In een communiqué dat het ABS enkele weken geleden verspreidde, had met name Milcobel de boter gegeten.
André Leroy: Milcobel noemt zich graag de prijszetter onder de zuivelbedrijven, maar de coöperatie reageerde aanvankelijk erg log op de stijgende wereldmarktprijzen. Ik geloof niet dat coöperaties met vierduizend leden de belangen van landbouwers op een deftige manier kunnen behartigen. De beheerders van dergelijke coöperaties hebben te weinig voeling met de melkveesector. Intussen heeft Milcobel zijn melkprijs wel opgetrokken, maar toch niet in die mate dat ze hun aspiratie als prijszetter in de praktijk waarmaken.
Eddy Leloup: Ik hoef de verdediging van Milcobel niet op mij te nemen, maar ik stel gewoon vast dat Milcobel het eerst én het sterkst gereageerd heeft op onze oproep aan de hele zuivelindustrie om de melkprijs te verhogen. In het vergelijkend melkprijsonderzoek van onze Nederlandse collega’s van LTO blijkt dat Milcobel de voorbije maanden zelfs de snelste stijger is geweest van alle Europese referentiebedrijven.
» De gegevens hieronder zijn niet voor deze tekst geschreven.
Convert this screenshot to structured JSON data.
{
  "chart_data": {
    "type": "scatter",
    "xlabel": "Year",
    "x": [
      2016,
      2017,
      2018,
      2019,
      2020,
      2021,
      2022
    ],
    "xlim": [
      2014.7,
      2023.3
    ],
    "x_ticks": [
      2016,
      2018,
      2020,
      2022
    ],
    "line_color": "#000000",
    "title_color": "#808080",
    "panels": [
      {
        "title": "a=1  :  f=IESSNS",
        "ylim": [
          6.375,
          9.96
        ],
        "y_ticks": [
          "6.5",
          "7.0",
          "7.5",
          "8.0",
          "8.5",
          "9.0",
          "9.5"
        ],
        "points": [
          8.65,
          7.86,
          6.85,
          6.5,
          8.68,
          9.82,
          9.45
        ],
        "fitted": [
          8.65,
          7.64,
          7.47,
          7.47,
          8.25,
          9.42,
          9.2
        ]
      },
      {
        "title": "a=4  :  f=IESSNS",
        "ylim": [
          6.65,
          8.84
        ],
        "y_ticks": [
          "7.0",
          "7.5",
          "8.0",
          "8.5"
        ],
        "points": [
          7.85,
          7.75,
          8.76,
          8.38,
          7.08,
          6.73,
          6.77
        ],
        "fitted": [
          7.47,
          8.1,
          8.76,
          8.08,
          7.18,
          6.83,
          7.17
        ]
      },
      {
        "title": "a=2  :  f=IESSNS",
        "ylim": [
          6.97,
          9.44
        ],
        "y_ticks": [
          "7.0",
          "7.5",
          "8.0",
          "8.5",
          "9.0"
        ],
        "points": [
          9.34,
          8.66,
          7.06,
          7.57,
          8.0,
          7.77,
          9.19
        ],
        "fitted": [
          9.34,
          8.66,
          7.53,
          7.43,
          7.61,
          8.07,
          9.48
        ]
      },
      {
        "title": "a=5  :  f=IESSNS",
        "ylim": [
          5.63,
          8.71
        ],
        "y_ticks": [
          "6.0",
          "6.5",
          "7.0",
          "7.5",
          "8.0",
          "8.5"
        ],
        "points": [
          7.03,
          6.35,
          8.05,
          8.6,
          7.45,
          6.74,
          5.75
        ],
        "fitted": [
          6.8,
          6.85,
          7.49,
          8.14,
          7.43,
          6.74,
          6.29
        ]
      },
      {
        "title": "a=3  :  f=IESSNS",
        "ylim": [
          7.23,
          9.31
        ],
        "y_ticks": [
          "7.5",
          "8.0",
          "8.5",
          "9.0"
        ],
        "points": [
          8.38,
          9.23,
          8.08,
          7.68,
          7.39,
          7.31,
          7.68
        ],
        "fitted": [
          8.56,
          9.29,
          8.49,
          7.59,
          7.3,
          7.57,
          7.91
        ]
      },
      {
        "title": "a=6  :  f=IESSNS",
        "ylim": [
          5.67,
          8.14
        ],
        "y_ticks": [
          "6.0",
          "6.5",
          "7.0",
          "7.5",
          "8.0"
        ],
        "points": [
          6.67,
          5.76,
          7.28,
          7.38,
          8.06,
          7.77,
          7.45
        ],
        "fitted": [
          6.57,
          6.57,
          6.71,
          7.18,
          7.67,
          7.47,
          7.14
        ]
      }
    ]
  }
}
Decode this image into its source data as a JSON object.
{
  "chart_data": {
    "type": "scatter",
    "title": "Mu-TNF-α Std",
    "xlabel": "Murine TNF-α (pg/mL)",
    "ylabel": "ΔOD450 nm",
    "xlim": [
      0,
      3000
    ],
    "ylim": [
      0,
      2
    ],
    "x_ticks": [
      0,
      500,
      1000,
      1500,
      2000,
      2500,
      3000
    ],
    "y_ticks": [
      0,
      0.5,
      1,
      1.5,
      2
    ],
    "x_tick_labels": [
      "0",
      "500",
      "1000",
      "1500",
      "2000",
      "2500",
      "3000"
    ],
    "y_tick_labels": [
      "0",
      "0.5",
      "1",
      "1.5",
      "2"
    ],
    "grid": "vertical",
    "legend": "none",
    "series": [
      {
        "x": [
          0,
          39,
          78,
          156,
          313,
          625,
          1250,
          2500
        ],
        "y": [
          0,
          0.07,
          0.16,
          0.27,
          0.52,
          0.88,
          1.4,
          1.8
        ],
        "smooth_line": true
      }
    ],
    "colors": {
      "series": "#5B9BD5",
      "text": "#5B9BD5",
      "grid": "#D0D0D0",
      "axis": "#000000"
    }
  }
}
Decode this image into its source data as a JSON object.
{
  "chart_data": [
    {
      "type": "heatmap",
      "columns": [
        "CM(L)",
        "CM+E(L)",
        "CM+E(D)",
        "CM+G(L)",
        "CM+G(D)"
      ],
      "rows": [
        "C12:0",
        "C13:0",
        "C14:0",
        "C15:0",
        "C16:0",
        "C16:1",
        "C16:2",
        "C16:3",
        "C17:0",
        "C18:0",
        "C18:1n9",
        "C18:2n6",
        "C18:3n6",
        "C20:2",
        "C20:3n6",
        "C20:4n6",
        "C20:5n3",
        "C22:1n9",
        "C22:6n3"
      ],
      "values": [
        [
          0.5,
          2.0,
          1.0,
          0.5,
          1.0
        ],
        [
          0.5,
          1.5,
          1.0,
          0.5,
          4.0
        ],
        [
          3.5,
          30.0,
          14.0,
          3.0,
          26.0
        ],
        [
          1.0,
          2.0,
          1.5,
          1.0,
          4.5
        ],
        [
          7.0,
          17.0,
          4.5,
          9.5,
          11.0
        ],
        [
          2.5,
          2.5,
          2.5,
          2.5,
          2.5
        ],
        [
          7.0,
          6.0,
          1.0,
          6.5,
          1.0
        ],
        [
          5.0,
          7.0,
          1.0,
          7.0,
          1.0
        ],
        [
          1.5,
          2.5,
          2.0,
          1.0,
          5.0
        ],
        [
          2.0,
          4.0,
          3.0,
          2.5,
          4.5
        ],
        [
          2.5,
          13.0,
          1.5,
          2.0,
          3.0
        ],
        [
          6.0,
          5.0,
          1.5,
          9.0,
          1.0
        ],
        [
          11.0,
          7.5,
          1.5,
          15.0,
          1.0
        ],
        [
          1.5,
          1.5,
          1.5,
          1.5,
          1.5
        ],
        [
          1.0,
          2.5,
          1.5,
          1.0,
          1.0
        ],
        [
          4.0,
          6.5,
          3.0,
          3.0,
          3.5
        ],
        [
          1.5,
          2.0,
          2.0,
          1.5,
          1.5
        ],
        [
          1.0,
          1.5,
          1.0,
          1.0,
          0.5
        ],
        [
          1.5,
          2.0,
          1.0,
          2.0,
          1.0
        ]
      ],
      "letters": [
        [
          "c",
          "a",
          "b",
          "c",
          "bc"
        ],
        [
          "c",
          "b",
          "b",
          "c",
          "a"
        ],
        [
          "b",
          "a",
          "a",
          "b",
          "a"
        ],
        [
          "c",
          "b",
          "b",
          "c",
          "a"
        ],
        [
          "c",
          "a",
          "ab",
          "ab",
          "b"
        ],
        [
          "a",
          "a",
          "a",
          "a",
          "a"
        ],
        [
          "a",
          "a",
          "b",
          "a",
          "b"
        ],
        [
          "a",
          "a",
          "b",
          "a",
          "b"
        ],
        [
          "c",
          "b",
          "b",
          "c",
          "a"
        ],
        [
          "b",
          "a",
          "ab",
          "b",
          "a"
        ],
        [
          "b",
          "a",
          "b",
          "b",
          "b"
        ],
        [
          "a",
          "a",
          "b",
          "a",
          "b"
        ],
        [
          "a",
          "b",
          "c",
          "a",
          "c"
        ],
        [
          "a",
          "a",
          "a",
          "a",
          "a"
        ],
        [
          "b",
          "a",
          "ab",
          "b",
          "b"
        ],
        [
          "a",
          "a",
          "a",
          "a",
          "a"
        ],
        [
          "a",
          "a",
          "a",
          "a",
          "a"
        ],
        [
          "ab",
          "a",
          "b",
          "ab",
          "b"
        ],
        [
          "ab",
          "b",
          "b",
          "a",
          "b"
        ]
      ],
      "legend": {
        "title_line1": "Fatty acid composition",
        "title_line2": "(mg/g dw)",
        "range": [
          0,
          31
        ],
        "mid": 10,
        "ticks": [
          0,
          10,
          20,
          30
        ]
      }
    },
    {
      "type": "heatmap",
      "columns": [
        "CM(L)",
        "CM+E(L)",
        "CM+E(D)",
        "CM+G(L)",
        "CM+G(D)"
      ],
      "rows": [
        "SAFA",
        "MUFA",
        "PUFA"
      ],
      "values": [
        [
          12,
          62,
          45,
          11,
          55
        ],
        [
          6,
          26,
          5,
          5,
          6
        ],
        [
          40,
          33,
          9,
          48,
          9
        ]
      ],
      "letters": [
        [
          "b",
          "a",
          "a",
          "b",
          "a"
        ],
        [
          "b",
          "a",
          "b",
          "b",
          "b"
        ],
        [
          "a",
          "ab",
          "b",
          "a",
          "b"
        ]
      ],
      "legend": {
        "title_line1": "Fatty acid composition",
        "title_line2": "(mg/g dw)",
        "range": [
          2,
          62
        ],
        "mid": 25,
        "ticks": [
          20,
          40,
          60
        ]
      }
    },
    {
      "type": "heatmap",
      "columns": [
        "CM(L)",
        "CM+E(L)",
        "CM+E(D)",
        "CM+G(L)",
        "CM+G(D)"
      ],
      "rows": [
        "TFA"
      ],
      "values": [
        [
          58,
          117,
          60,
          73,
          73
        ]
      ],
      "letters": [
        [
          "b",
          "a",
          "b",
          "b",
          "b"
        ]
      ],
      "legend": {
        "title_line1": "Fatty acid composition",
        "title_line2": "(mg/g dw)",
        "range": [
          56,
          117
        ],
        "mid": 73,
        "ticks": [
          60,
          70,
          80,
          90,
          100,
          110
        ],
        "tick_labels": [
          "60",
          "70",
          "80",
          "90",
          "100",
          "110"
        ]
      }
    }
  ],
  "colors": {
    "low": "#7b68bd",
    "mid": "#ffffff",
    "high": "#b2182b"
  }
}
Dat heeft in eigen land een hefboomeffect gecreëerd waardoor de private zuivelindustrie met zijn prijszetting niet kon achterblijven. Dat grote coöperaties niet goed kunnen functioneren, is natuurlijk niet juist: de relatie met de leden is afhankelijk van de gevoerde communicatiestrategie. Onder de melkveehouders van Boerenbond merken we dat uitgerekend de Milcobel-leveranciers zich tot hiertoe de minste zorgen hebben gemaakt over hun melkprijs. Zij worden immers wél vrij goed geïnformeerd over de evolutie van de zuivelmarkt.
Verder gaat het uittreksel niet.